Udea ferrealis

Scientific classification
- Kingdom: Animalia
- Phylum: Arthropoda
- Class: Insecta
- Order: Lepidoptera
- Family: Crambidae
- Genus: Udea
- Species: U. ferrealis
- Binomial name: Udea ferrealis (Hampson, 1900)
- Synonyms: Pionea ferrealis Hampson, 1900;

= Udea ferrealis =

- Authority: (Hampson, 1900)
- Synonyms: Pionea ferrealis Hampson, 1900

Species of moth

Udea ferrealis is a moth in the family Crambidae. It was described by George Hampson in 1900. It is found in Amur in the Russian Far East.

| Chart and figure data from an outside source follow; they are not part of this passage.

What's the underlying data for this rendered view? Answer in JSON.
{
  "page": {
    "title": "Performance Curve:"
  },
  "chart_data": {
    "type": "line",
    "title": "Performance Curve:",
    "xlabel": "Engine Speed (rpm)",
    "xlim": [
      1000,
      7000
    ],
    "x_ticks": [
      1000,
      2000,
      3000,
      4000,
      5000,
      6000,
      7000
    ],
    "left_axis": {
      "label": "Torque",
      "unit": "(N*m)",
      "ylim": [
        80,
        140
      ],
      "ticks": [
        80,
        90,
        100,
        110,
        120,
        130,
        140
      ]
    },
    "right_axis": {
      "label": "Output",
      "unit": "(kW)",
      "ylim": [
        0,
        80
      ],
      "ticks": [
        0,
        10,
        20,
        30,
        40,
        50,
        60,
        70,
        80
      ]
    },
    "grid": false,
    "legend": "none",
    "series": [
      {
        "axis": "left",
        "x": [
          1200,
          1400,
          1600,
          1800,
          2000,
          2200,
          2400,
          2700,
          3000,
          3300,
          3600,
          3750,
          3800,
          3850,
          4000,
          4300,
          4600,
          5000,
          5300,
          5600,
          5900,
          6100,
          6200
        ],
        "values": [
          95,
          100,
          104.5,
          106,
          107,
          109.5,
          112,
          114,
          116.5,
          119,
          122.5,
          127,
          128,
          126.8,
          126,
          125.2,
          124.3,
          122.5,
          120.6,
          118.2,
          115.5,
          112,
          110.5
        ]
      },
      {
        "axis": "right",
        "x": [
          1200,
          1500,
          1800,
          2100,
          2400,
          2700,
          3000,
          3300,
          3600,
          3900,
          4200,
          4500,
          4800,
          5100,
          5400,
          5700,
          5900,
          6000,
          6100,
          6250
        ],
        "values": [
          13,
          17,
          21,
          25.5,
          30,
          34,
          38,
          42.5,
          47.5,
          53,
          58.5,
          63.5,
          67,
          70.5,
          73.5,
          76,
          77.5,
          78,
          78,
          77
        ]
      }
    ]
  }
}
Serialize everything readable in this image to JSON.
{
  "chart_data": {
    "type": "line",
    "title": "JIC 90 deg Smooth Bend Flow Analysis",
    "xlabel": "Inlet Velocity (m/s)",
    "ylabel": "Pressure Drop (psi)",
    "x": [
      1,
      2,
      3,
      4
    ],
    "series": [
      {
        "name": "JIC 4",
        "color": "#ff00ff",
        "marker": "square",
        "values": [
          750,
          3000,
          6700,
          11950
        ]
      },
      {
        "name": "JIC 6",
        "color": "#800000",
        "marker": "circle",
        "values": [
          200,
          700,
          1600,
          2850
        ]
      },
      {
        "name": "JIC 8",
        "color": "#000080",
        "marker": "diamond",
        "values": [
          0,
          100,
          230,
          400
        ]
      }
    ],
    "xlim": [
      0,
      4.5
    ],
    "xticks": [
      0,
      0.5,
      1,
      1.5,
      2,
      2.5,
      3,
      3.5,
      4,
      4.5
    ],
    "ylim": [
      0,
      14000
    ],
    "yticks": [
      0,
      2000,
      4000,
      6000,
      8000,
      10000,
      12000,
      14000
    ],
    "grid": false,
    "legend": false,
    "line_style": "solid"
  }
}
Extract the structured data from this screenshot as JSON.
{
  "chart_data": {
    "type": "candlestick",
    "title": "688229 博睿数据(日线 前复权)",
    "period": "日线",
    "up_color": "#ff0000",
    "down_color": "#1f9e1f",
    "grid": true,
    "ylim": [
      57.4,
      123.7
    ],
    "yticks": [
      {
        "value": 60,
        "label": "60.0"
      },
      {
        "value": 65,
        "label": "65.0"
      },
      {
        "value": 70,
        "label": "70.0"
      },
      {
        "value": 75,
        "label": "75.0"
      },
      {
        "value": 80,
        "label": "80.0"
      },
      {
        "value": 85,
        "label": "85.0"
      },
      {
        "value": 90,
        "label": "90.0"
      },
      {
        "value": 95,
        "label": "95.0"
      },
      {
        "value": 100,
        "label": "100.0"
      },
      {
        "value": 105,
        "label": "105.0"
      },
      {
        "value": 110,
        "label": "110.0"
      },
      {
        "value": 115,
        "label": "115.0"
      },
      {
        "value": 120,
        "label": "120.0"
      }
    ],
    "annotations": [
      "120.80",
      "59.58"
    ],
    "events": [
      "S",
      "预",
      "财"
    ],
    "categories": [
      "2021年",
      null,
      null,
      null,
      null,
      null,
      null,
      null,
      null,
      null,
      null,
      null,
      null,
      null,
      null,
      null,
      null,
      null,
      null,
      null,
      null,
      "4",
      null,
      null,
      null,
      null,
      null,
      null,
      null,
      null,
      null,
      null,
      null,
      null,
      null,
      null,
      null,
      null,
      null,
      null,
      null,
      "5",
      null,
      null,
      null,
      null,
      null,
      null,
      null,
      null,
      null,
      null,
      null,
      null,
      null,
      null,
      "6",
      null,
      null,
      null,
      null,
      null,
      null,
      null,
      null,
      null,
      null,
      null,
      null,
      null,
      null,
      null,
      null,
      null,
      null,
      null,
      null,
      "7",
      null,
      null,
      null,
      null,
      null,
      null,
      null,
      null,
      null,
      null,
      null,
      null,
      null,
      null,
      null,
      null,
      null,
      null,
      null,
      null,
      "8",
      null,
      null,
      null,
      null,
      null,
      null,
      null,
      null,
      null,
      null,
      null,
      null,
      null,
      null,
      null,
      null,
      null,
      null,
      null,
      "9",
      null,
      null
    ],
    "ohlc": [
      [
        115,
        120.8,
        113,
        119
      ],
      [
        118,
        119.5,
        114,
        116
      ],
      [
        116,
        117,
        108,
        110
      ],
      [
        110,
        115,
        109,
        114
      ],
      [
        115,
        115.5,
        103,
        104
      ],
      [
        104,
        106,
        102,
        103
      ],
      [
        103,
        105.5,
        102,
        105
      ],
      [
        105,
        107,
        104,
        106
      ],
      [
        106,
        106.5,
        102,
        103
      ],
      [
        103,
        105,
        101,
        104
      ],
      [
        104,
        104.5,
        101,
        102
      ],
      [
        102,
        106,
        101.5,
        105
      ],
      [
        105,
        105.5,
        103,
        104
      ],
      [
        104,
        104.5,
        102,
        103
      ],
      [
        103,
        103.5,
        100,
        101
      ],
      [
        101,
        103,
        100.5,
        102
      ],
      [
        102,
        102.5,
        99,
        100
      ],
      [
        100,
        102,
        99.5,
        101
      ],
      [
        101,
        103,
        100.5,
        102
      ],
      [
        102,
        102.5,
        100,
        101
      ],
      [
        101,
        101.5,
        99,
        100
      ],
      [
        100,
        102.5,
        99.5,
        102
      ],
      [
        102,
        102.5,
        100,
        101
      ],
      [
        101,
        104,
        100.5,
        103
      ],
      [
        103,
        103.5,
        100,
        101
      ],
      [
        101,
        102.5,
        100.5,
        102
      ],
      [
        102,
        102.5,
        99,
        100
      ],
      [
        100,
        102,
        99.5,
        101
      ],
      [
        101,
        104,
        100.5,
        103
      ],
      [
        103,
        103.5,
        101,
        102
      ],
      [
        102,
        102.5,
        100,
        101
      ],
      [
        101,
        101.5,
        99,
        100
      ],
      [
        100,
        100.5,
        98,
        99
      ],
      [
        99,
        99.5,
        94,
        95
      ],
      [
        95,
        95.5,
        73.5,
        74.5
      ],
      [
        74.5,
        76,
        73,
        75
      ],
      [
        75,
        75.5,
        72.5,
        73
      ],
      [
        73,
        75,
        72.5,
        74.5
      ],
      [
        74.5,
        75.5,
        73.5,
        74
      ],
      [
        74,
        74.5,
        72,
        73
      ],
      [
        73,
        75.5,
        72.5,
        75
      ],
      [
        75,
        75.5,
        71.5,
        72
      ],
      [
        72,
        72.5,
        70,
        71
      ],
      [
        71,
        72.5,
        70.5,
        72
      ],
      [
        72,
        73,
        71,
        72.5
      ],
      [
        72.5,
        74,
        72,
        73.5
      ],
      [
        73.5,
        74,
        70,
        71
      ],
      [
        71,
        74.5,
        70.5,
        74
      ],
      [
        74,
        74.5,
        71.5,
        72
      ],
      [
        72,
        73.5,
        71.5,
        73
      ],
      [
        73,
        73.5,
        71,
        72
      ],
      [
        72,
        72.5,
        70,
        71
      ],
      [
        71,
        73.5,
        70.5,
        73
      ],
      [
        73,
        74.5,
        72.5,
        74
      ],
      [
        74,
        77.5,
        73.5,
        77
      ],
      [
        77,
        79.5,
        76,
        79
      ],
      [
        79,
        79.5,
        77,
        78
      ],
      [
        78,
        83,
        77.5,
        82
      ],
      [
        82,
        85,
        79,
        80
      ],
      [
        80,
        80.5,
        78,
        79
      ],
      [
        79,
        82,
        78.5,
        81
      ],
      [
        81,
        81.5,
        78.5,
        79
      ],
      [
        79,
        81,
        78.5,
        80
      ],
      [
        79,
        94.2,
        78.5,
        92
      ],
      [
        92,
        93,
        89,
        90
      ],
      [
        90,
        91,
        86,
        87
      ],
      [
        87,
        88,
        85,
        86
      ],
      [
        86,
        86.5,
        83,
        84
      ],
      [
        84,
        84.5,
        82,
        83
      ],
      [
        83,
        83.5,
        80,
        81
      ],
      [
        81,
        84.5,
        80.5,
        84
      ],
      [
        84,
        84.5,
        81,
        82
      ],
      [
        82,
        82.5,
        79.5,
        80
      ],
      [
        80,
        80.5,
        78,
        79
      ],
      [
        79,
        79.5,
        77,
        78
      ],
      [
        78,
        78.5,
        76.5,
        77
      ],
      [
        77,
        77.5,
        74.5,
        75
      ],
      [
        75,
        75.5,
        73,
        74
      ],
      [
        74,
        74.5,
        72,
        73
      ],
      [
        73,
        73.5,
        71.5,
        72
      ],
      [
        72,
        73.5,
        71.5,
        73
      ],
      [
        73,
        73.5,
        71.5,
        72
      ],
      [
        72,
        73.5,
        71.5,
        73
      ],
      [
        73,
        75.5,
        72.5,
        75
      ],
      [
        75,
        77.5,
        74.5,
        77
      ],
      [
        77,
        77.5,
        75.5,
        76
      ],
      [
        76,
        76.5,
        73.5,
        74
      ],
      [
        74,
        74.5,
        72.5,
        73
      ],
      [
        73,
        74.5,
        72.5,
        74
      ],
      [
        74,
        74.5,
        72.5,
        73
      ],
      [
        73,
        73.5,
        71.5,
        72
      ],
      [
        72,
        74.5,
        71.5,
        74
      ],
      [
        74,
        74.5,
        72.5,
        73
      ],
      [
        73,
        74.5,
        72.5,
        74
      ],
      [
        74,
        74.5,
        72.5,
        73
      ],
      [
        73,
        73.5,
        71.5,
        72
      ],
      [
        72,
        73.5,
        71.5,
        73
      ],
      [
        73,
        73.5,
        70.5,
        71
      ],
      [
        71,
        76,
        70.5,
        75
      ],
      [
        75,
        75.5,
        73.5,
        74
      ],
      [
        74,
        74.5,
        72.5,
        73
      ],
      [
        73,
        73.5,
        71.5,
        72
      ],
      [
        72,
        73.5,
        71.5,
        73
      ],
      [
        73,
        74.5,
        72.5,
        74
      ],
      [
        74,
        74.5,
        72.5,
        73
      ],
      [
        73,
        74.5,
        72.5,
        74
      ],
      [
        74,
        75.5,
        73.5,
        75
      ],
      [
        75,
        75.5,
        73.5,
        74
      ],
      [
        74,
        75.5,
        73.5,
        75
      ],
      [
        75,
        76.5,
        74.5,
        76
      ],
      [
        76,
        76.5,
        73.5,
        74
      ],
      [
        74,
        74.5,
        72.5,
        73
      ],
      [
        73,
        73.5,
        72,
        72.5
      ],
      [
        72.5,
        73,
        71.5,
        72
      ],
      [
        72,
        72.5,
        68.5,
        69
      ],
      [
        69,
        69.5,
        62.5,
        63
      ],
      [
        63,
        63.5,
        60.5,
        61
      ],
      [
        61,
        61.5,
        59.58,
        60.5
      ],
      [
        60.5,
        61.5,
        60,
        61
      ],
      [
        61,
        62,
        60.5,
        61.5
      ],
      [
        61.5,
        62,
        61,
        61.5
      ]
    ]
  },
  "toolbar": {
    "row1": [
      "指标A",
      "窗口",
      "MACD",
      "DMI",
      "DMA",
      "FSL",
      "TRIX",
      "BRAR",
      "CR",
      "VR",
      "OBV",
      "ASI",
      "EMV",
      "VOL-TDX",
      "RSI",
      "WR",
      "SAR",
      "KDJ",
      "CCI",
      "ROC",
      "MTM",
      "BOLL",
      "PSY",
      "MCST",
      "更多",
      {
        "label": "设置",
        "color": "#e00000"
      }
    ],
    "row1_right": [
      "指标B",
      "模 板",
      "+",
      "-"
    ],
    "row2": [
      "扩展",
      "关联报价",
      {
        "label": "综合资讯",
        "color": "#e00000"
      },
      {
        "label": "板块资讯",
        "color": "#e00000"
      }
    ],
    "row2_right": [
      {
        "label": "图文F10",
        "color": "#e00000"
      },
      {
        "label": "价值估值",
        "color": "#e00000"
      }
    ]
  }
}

The wingspan is about 32 mm. The forewings are rufous with a fine antemedial line which is very oblique from the costa to the median nervure, then very sinuous. There is an elliptical darker rufous spot in the middle of the cell and a discoidal spot. There is also a minutely dentate postmedial line, curved from the costa to vein 3 and then oblique, as well as a terminal band with a dentate inner edge. The hindwings are whitish, suffused with pale brown, especially on the inner and terminal areas. There is also a dark point at the lower angle of the cell and a curved minutely dentate postmedial line.